Wednesday, September 21, 2016

Sigil-ism



Sigil produces .epub output...........1
I've begun moving stuff to Sigil......2

WVGTbk will be a/v as an .epub 
(sometime)...3

At last I can put it off no longer and am broaching Sigil (and Linux). Linux has opened up for me the wonderful  world of syntax colouring, which lets me do stuff like this:



And it doesn't just look pretty, it warns you when you make a syntax error (a guaranteed concomitant of coding of any sort).

Meanwhile, here's the latest (I'm not posting them all as I go along, just a select few):

OL Representing /əʊ/ Notes

  1. acrolect
    The Macmillan English Dictionary gives this transcription, but the audio sample has the vowel sound /ə/.
  2. ahold
    This word is on the CD supplied with the Macmillan English Dictionary, with audio samples identified as British and American. But the entry in Macmillan English Dictionary Online has a URL that specifies that it is "American". It is heard in the UK, but widely regarded as very informal.
  3. bankroll
    This is the sole representative of the many compound nouns formed by the addition of -roll. In this case adding another noun has produced a new verb too: to bankroll something is to make its development possible by making funds available.
  4. below-the-fold
    link to el- ɪ note (note already done for the *el* in the first syllable, commenting on irony of the Macmillan definition – unless of course it refers prophetically to folding screens [and cp flash-in-the-pan, hang up {a telephone}, etc: metaphors outlasting the technology they refer to].)
  5. boll
    The Macmillan English Dictionary gives this transcription, but the audio sample has the vowel sound /ɒ/ (sharing the vowel sound with atoll, doll, folly, jolly, knoll, moll, poll, and toll[bridge|booth] (but not toll itself) . See also note 16.
  6. ecolabel
    This is the sole representative of the many words (and neologisms) that use the prefix eco-.
  7. folk (and its derivatives), holm-oak, and yolk
    These words could be in a section of their own, as they have no /l/ sound.
  8. gasholder
    This is the sole representative of the many words that use hold to make a compound word when the string -hold has a clear containing sense.

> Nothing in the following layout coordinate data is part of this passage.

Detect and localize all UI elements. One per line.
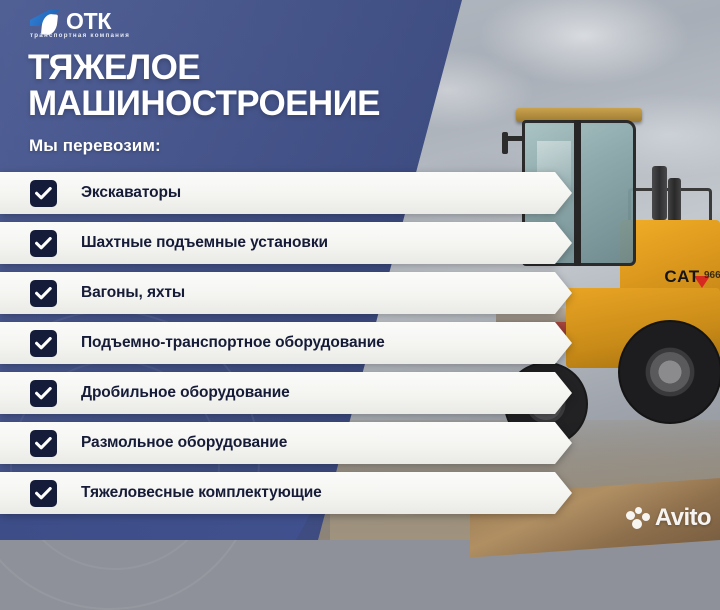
list-item-label: Подъемно-транспортное оборудование <box>81 334 385 352</box>
checkmark-icon <box>30 380 57 407</box>
checkmark-icon <box>30 480 57 507</box>
list-item[interactable]: Размольное оборудование <box>0 422 572 464</box>
cab-mirror <box>504 136 524 141</box>
services-checklist: ЭкскаваторыШахтные подъемные установкиВа… <box>0 172 720 522</box>
page-title: ТЯЖЕЛОЕ МАШИНОСТРОЕНИЕ <box>28 50 498 122</box>
avito-watermark-text: Avito <box>655 504 711 532</box>
list-item-label: Дробильное оборудование <box>81 384 290 402</box>
list-item[interactable]: Вагоны, яхты <box>0 272 572 314</box>
avito-dots-icon <box>626 507 650 529</box>
subtitle: Мы перевозим: <box>29 136 161 156</box>
list-item-content: Дробильное оборудование <box>0 380 572 407</box>
logo-text: ОТК <box>66 9 111 33</box>
avito-watermark: Avito <box>626 504 711 532</box>
list-item-label: Размольное оборудование <box>81 434 287 452</box>
list-item-label: Шахтные подъемные установки <box>81 234 328 252</box>
list-item-content: Шахтные подъемные установки <box>0 230 572 257</box>
checkmark-icon <box>30 330 57 357</box>
list-item-content: Экскаваторы <box>0 180 572 207</box>
list-item[interactable]: Тяжеловесные комплектующие <box>0 472 572 514</box>
checkmark-icon <box>30 180 57 207</box>
checkmark-icon <box>30 430 57 457</box>
list-item[interactable]: Шахтные подъемные установки <box>0 222 572 264</box>
checkmark-icon <box>30 230 57 257</box>
list-item[interactable]: Экскаваторы <box>0 172 572 214</box>
headline-line-2: МАШИНОСТРОЕНИЕ <box>28 86 498 122</box>
list-item-content: Размольное оборудование <box>0 430 572 457</box>
list-item-label: Экскаваторы <box>81 184 181 202</box>
list-item[interactable]: Дробильное оборудование <box>0 372 572 414</box>
list-item-content: Подъемно-транспортное оборудование <box>0 330 572 357</box>
list-item-label: Тяжеловесные комплектующие <box>81 484 322 502</box>
checkmark-icon <box>30 280 57 307</box>
headline-line-1: ТЯЖЕЛОЕ <box>28 48 200 87</box>
list-item-content: Тяжеловесные комплектующие <box>0 480 572 507</box>
list-item[interactable]: Подъемно-транспортное оборудование <box>0 322 572 364</box>
list-item-label: Вагоны, яхты <box>81 284 185 302</box>
list-item-content: Вагоны, яхты <box>0 280 572 307</box>
logo-tagline: транспортная компания <box>30 32 130 39</box>
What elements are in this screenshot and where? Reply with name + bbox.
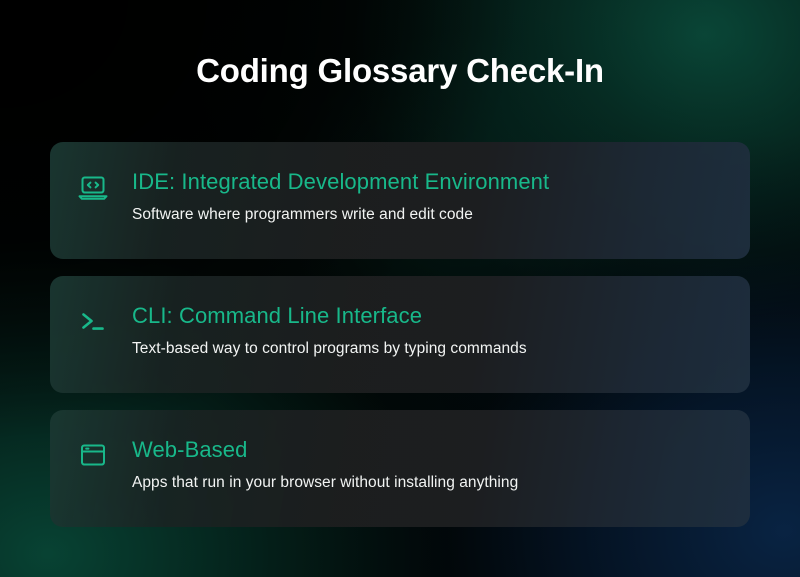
glossary-card-list: IDE: Integrated Development Environment … bbox=[50, 142, 750, 527]
laptop-code-icon bbox=[76, 170, 110, 204]
card-heading: IDE: Integrated Development Environment bbox=[132, 167, 549, 197]
glossary-card-ide[interactable]: IDE: Integrated Development Environment … bbox=[50, 142, 750, 259]
card-description: Software where programmers write and edi… bbox=[132, 204, 473, 226]
slide-canvas: Coding Glossary Check-In IDE: Integrated… bbox=[0, 0, 800, 577]
page-title: Coding Glossary Check-In bbox=[0, 51, 800, 91]
terminal-prompt-icon bbox=[76, 304, 110, 338]
glossary-card-cli[interactable]: CLI: Command Line Interface Text-based w… bbox=[50, 276, 750, 393]
card-content: IDE: Integrated Development Environment … bbox=[50, 142, 750, 259]
card-content: CLI: Command Line Interface Text-based w… bbox=[50, 276, 750, 393]
card-content: Web-Based Apps that run in your browser … bbox=[50, 410, 750, 527]
card-description: Apps that run in your browser without in… bbox=[132, 472, 518, 494]
glossary-card-web-based[interactable]: Web-Based Apps that run in your browser … bbox=[50, 410, 750, 527]
card-heading: Web-Based bbox=[132, 435, 247, 465]
browser-window-icon bbox=[76, 438, 110, 472]
card-description: Text-based way to control programs by ty… bbox=[132, 338, 527, 360]
card-heading: CLI: Command Line Interface bbox=[132, 301, 422, 331]
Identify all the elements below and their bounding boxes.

This does not apply to some -hold words – for example freehold.
  9. gentlefolk
    This is the sole representative of the many compound nouns formed with -folk.
  10. goldfinch
    As the gold in this compound is metaphorical it escapes the exclusion given in note 9.
  11. goldmine
    This is the sole representative of compound words constructed with the prefix gold-.
  12. mold (and its derivatives), molt, and smolder
    These words are American English variants of words that – by dint of the general exclusion of words with double vowels – are not included here.
  13. monolingual
    The Macmillan English Dictionary gives this transcription, but the audio sample has the vowel sound /ə/.
  14. oleander 
    The Macmillan English Dictionary gives this transcription, but the audio sample has the vowel sound /ɑ/.
  15. polarity
    The Macmillan English Dictionary gives this transcription, but the audio sample has the vowel sound /ə/.
  16. poll
    This is unlike many other -oll words, which have the vowel sound /ɒ/. In the fairly uncommon usage that refers to a truncated part, some speakers always prefer /ɒ/.
  17. profiterole
    Students of ESOL should note that neither of the es in this word is a Magic E. The first represents a new syllable (in a four-syllable word), leaving the second vowel as /ɪ/, and some speakers pronounce the second o with a sound more like the French [ɔ] or at least the British English /ɒ/.
  18. prolapse
    The vowel sound in the prefix – unlike words such as collapse – is not normally reduced to /ə/.
  19. proletarian
    As in the case of profiterole (see note 17) the e in this word is not a magic E; the word has five syllables.
  20. small-holder and small-holding
    These two escape the exclusion given in note 8 because what is held is not (except comparatively) small, and in any case the object of comparison – a farm – is not expressed.
  21. stronghold
    This escapes the exclusion given in note 9 because the object of the holding (typically a building) is not specified; what is held is a position of strength.
  22. threefold
    This is the sole representative of compound words constructed with the suffix -fold.
  23. tollgate
    This is the sole representative of compound words constructed with the prefix toll-.
  24. townsfolk
    This escapes the exclusion made in note 9 because – unlike menfolk and youngfolk – the suffix -folk is not simply added to the defining noun/adjective.
  25. troll
    Also heard with /ɒ/. Both pronunciations are both common and acceptable.
  26. wholly
    Compare sole/solely (both in the Magic E section).